Japan marked the fourth anniversary Wednesday of the quake-tsunami disaster that swept away thousands of people and sparked a nuclear crisis, a tragedy that has left visible scars on the landscape and continues to wreak misery for many.
Remembrance ceremonies were being held in towns and cities around the disaster zone and in Tokyo, where Emperor Akihito and Empress Michiko are to lead tributes to those who died in Japan's worst peace-time disaster.
Television footage showed victims and volunteers joining their hands in prayer near the shell of a tsunami-hit building in the northeastern port town of Minamisanriku, one of the many stark reminders of the destruction.

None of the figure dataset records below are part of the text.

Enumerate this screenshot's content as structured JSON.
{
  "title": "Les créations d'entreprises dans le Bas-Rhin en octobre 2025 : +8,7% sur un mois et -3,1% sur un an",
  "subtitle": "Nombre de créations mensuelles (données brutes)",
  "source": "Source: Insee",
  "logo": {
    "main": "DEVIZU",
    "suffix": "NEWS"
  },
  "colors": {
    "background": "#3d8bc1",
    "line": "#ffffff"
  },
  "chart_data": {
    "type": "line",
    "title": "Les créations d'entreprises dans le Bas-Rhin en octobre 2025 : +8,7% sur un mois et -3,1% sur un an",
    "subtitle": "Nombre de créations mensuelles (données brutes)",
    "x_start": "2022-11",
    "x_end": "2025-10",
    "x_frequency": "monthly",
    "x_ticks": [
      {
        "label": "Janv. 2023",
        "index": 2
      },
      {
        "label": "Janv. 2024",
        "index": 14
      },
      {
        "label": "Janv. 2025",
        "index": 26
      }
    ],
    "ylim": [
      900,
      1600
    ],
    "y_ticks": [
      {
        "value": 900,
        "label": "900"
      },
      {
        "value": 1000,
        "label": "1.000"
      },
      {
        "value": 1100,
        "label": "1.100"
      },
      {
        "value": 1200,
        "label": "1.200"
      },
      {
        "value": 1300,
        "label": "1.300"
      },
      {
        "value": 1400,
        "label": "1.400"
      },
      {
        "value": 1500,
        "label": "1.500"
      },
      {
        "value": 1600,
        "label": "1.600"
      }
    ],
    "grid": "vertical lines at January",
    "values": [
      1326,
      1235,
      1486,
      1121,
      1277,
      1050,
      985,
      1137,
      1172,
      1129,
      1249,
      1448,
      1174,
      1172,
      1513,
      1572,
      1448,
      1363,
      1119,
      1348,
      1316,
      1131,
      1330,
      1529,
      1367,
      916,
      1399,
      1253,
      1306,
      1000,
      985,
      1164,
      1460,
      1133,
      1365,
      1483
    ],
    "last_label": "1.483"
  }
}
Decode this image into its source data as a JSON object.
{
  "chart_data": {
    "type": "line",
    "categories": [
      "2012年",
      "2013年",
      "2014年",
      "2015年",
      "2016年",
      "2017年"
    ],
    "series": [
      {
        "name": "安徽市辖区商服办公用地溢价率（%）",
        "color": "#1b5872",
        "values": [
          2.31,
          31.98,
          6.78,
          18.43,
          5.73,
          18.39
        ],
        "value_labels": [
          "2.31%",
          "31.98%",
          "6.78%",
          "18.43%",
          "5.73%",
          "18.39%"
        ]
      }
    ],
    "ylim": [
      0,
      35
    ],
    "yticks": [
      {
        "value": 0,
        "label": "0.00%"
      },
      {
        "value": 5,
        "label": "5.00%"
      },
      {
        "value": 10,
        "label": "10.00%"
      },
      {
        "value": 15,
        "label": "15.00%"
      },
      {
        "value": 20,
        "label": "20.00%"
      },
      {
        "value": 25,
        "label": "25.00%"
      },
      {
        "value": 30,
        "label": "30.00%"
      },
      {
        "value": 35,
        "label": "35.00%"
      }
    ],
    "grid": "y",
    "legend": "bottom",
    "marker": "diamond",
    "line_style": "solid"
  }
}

A national minute of silence is to follow the wail of tsunami alarm sirens at 2:46 pm (0546 GMT), the exact moment a 9.0-magnitude undersea quake hit.
Its gigantic force unleashed a towering wall of water that travelled at the speed of a jet plane to the coast. Within minutes, communities were turned to matchwood, and whole families drowned.
The National Police Agency said a total of 15,891 people are confirmed to have died in the disaster, with another 2,584 still listed as missing. Human remains are still occasionally found.
For thousands of relatives, the absence of a body to mourn makes the process of moving on much harder, and some continue to carry out their own physical search.
"Somebody needs to do this, walking along the shore," said Takayuki Ueno, who at the weekend combed a desolate winter beach for the bones of his three-year-old son.
At the beach in Shichigahama, 28 police and coastguard officers offered a silent prayer Wednesday morning before they began their search for the bodies of two townspeople still missing.
"We have found bones on the beach but they are mostly from animals," said Hidenori Kasahara, a police officer who was sifting through the sand.
"We still hope to find (the bodies) for the sake of their families," he told AFP.
- Nuclear disaster -
The nuclear disaster that the tsunami caused at the Fukushima plant continues to haunt Japan and colour national debate.
The crippled plant remains volatile and the complicated decommissioning process is expected to last for decades.
Although there is little evidence so far, fears persist over the effect on health of radioactive leaks.
After successfully removing spent fuel rods from a storage pool at Fukushima, plant operator Tokyo Electric Power is still struggling to handle an ever-increasing amount of contaminated water.
Japan's entire stable of nuclear reactors were gradually switched off after the disaster.
While Prime Minister Abe's government and much of industry is keen to get back to atomic generation -- largely because of the high costs of dollar-denominated fossil fuels to an economy with a plunging currency -- the public is unconvinced.
A nuclear watchdog has so far given the green light to refiring four reactors at two plants, but the actual restarts will be delayed until a months-long public consultation is finished and local authorities give their blessing.
Despite government pledges of billions of dollars in reconstruction aid, progress in disaster-hit regions has been slow; some communities remain ghost towns, and thousands of disaster refugees struggle to cope.
According to the government, nearly 230,000 are still displaced -- many of them by the nuclear disaster -- of whom 80,000 live in temporary housing.
"Reconstruction is shifting to a new stage," Prime Minister Shinzo Abe told a news conference on Tuesday.
"We will help disaster victims become self-sustaining," Abe said. "As the government, we will provide the best possible support."